= George Brightman =

Canadian politician

George Brightman (July 3, 1746 - April 21, 1786) was a political figure in Nova Scotia. He represented Hants County in the Legislative Assembly of Nova Scotia from 1783 to 1785.

He was born in Dartmouth, Massachusetts, the son of Thomas Brighton and Judah Manchester. Brightman firstly married Hannah Baker, who died before 1764 and secondly Hannah Bailey. There were seven children in the second marriage and one in the first. He came from Rhode Island to settle in Newport township and was an original grantee for the Crown grant of 21 July 1761. Brightman served as a justice of the peace for Hants County. He was elected to the assembly in a 1783 by-election, the first election for Hants County. He died at the age of 39.

The draw for individual lands on 18 February 1762, which divided the Crown grant of the previous year saw George Brightman as well as Aaron Butts jointly drawing Newport Farm (lot B, 1st Division No. 1). In Duncanson's history of Newport NS, he indicates that "at the time of his death George Brightman owned considerable Newport property; he had sold half of Farm Lot B 1st Division No. 1 to John Chambers (site of the Old Stone House in Poplar Grove)". This stone house became of interest in 2012 when it was revealed that it was for sale for $2 million by owner Sherman Hines, who bought the house in a state of ruin in 1982 for $15,000 and had spent 30 years restoring the property.
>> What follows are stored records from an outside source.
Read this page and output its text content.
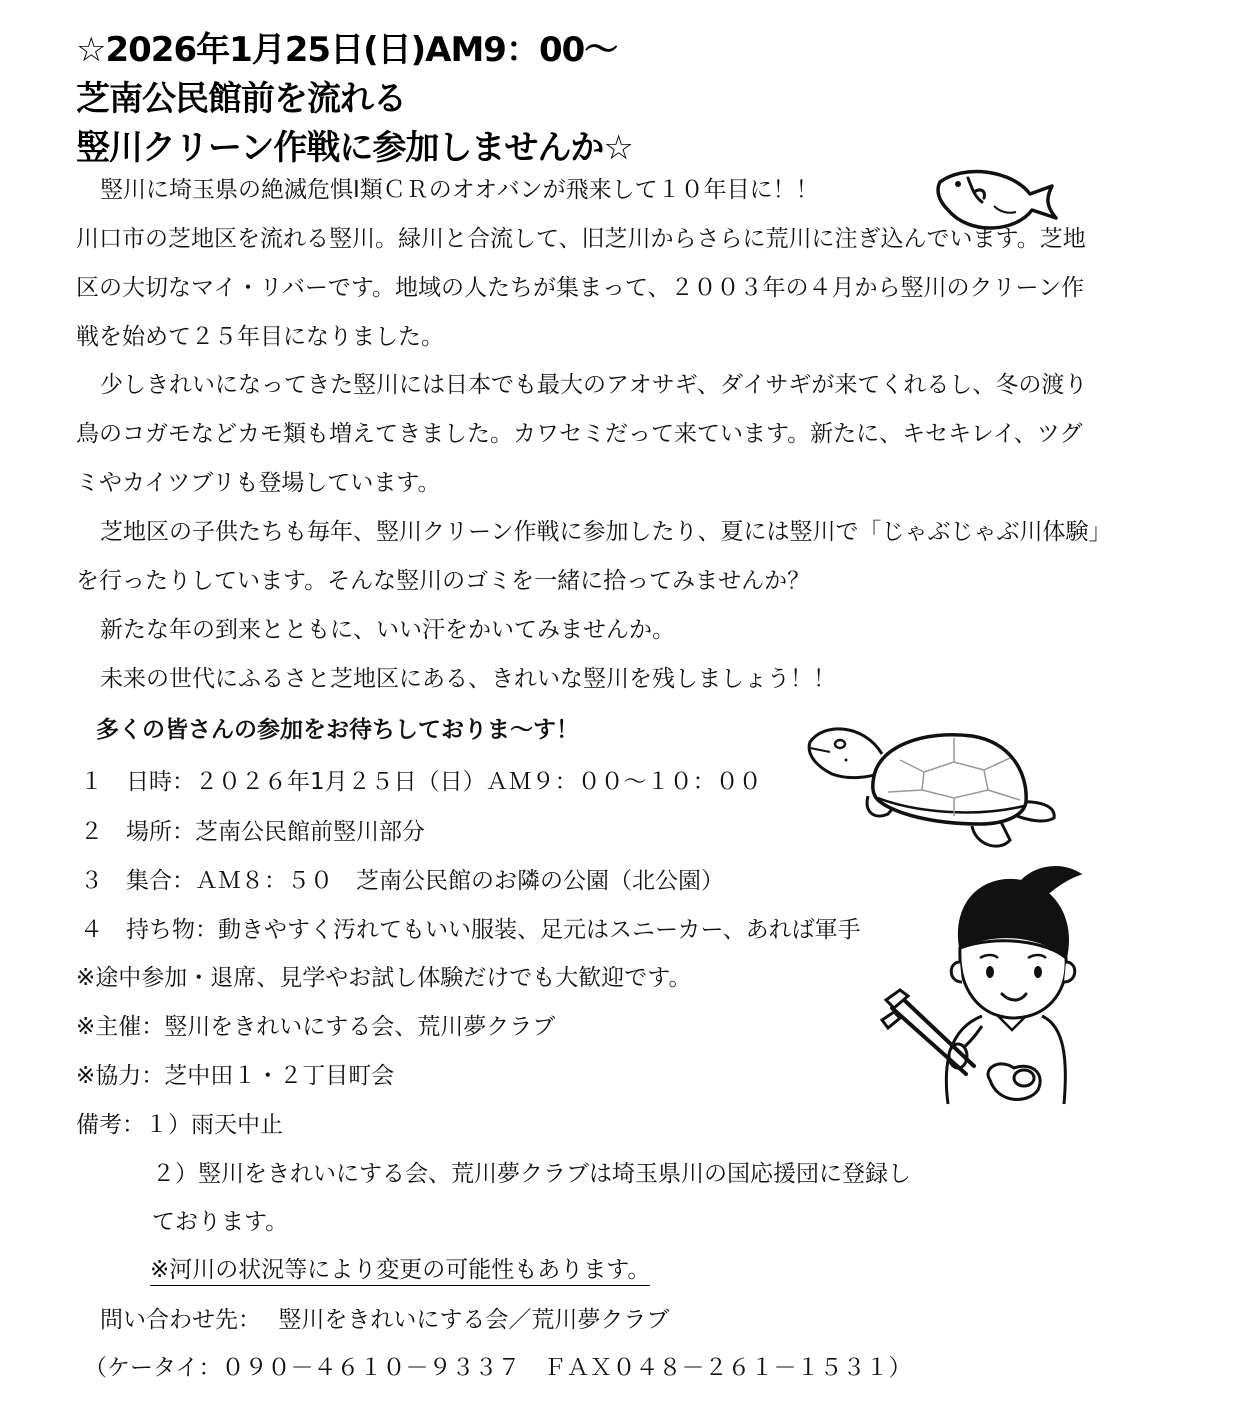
☆2026年1月25日(日)AM9：00～
芝南公民館前を流れる
竪川クリーン作戦に参加しませんか☆
竪川に埼玉県の絶滅危惧Ⅰ類ＣＲのオオバンが飛来して１０年目に！！
川口市の芝地区を流れる竪川。緑川と合流して、旧芝川からさらに荒川に注ぎ込んでいます。芝地
区の大切なマイ・リバーです。地域の人たちが集まって、２００３年の４月から竪川のクリーン作
戦を始めて２５年目になりました。
少しきれいになってきた竪川には日本でも最大のアオサギ、ダイサギが来てくれるし、冬の渡り
鳥のコガモなどカモ類も増えてきました。カワセミだって来ています。新たに、キセキレイ、ツグ
ミやカイツブリも登場しています。
芝地区の子供たちも毎年、竪川クリーン作戦に参加したり、夏には竪川で「じゃぶじゃぶ川体験」
を行ったりしています。そんな竪川のゴミを一緒に拾ってみませんか？
新たな年の到来とともに、いい汗をかいてみませんか。
未来の世代にふるさと芝地区にある、きれいな竪川を残しましょう！！
多くの皆さんの参加をお待ちしておりま～す！
１　日時：２０２６年1月２５日（日）ＡＭ９：００～１０：００
２　場所：芝南公民館前竪川部分
３　集合：ＡＭ８：５０　芝南公民館のお隣の公園（北公園）
４　持ち物：動きやすく汚れてもいい服装、足元はスニーカー、あれば軍手
※途中参加・退席、見学やお試し体験だけでも大歓迎です。
※主催：竪川をきれいにする会、荒川夢クラブ
※協力：芝中田１・２丁目町会
備考：１）雨天中止
２）竪川をきれいにする会、荒川夢クラブは埼玉県川の国応援団に登録し
ております。
※河川の状況等により変更の可能性もあります。
問い合わせ先： 竪川をきれいにする会／荒川夢クラブ
（ケータイ：０９０－４６１０－９３３７　ＦＡＸ０４８－２６１－１５３１）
The estate includes over 100 acres and 7 buildings including the Acadian Stone House also known as The Mission. Hines indicated to the CBC television that he has traced the construction back to 1699, and that it was built by the French as a mission and a fortification against the English after searching old maps and books.

"As far as I can find in any research I have done, it is the oldest building east of Quebec City," he said.